Giacomo Durazzo : Je dirais que les choses avancent. On sent qu’il y a une dynamique qui se met en place. Le travail commence à s’exécuter. Donc je dirais qu’en termes de timing, on a l’impression que les choses avancent bien. Par contre, il est très important de travailler dans un consensus et que le travail soit de qualité. L’enjeu du fichier électoral est le plus important. Sans fichier électoral fiable, il risque d’y avoir des problèmes durant les élections. Il est donc très important que l’opération de révision qui va être lancée dans les prochains jours soit faite de manière impeccable et avec la participation de toutes les parties prenantes. C’est l’enjeu dans l’immédiat. Reste encore le calendrier et les échéances qui doivent être finalisés. Je pense que ce sera annoncé très prochainement.

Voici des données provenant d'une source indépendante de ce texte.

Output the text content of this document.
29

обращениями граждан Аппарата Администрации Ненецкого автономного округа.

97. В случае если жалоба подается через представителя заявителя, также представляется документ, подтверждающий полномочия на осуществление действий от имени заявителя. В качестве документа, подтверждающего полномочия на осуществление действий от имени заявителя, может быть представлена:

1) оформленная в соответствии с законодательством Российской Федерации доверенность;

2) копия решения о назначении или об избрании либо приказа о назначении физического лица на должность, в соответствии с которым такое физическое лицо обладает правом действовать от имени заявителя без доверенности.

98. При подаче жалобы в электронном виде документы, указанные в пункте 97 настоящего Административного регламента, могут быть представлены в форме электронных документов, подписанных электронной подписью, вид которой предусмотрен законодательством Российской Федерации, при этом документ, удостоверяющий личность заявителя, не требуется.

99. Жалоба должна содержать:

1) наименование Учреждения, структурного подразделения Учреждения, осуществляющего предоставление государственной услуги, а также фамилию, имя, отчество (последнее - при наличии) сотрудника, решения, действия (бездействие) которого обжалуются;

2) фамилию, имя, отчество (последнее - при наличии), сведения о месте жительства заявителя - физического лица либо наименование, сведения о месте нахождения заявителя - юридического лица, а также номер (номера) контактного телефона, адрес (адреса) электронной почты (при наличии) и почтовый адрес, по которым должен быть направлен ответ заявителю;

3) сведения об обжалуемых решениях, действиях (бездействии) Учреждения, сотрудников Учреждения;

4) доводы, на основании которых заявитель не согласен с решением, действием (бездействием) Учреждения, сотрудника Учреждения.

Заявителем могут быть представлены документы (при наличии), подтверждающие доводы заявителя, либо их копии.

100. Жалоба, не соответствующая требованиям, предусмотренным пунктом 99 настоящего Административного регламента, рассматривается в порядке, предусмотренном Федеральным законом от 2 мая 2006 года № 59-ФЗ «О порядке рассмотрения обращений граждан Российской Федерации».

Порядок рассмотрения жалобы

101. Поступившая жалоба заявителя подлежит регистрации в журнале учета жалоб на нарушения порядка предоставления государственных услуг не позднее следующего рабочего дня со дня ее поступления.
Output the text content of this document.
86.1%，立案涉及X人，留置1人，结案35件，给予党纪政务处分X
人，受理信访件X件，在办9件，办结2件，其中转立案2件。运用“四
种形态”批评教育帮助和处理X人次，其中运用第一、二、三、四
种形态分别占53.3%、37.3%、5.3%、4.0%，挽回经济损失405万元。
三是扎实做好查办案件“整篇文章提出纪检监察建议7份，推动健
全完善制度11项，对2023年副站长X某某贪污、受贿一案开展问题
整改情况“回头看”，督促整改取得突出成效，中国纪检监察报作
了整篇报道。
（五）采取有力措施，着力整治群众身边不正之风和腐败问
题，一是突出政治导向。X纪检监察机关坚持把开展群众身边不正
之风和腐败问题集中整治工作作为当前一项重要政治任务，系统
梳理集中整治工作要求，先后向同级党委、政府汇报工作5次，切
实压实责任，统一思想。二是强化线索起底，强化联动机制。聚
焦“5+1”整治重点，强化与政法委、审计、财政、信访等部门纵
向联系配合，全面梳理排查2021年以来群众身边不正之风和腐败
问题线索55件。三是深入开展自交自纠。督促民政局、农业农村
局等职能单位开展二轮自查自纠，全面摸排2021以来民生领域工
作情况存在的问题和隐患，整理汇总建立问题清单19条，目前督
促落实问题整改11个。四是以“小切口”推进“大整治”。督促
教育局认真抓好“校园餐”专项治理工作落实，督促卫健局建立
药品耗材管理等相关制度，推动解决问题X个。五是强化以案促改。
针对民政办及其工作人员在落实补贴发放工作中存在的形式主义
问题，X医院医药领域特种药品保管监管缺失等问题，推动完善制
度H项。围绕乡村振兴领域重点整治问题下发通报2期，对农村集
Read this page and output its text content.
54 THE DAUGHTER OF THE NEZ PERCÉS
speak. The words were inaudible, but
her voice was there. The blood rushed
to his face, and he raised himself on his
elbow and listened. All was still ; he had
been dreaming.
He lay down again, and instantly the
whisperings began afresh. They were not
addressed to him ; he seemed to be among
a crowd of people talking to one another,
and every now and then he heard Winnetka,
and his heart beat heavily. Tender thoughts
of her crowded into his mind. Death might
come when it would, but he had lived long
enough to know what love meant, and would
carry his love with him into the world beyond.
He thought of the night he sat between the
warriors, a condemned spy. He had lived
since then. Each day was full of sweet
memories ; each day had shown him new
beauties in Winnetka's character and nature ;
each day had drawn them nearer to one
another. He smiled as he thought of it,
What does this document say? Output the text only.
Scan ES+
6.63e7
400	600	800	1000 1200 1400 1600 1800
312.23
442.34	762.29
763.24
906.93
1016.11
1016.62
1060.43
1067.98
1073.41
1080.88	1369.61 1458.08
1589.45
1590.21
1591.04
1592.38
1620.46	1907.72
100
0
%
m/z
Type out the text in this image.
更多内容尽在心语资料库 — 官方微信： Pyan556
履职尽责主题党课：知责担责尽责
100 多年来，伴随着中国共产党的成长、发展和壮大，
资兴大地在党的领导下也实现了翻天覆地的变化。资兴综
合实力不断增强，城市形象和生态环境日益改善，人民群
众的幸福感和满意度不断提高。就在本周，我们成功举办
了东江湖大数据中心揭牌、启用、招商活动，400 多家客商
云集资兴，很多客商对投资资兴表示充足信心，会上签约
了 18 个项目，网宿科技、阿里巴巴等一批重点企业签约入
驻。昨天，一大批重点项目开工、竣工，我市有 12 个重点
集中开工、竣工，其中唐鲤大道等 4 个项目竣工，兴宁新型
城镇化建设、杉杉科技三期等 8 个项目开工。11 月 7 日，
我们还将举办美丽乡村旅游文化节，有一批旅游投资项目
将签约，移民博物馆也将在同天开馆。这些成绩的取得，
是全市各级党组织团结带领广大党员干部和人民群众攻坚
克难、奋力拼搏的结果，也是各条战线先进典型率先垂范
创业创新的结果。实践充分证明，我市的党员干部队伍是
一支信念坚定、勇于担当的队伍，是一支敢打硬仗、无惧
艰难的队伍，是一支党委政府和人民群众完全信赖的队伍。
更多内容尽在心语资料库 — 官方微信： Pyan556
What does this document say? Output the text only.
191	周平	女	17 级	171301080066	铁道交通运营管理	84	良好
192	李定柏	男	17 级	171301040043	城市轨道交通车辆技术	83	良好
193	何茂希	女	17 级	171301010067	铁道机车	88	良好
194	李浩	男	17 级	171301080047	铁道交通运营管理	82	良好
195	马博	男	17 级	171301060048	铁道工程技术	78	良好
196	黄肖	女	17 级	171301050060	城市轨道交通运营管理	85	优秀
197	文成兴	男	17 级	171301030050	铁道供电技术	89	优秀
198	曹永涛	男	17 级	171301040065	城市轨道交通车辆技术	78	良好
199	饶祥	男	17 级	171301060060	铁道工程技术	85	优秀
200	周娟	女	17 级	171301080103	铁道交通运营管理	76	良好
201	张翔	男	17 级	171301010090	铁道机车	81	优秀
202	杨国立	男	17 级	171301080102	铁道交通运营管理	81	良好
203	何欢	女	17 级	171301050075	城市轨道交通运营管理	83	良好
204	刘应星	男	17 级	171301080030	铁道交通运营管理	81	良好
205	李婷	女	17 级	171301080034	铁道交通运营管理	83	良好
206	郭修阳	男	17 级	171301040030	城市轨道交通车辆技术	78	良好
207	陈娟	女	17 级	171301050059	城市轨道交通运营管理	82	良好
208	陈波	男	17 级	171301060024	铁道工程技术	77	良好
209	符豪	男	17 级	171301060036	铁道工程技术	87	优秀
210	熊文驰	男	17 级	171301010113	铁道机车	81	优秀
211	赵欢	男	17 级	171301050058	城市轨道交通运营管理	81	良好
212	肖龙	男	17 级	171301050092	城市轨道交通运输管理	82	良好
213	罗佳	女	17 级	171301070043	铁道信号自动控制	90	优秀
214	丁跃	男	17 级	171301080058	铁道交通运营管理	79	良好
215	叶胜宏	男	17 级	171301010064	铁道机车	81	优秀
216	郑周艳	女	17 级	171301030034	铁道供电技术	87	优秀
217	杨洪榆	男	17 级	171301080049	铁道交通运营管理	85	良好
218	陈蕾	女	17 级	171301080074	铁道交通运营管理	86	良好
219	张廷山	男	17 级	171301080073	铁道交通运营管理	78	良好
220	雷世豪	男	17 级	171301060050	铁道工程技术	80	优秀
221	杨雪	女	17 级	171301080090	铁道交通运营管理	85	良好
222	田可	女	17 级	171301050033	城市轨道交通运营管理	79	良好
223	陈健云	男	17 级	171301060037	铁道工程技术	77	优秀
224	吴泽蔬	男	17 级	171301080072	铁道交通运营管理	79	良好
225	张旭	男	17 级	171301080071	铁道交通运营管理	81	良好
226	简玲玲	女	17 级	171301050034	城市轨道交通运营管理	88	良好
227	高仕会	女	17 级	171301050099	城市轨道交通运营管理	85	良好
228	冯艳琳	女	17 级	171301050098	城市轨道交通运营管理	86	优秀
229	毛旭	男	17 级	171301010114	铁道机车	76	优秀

Nous suivons le processus de près puisque c’est un moment important dans l’histoire du pays.
Mais nous sommes confiants que le Mali, étant un pays de tradition démocratique, avec une gestion des élections qui se sont déroulées toujours d’une manière satisfaisante va aussi réussir tout aussi ces élections. Nous l’espérons en tout cas…
Donc vous êtes optimiste ?
Raisonnablement optimiste, je dirais. (Rires). Il y a des enjeux importants dans cette élection. On sait tous que le président ATT ne se présente pas. Cela crée évidemment un enjeu très important. Il va y avoir un changement important dans le panorama électoral. Il ya des candidats qui se sont déjà déclarés ; d’autres vont certainement le faire dans les prochaines semaines. Donc, il y a des enjeux importants et plus il y a des enjeux importants, il y aura probablement des risques, disons, plus importants. Mais, d’autre part, il y a, je crois, aussi une capacité à suivre, à maîtriser ce processus de la part du gouvernement.
Quelle va être la participation des partenaires ?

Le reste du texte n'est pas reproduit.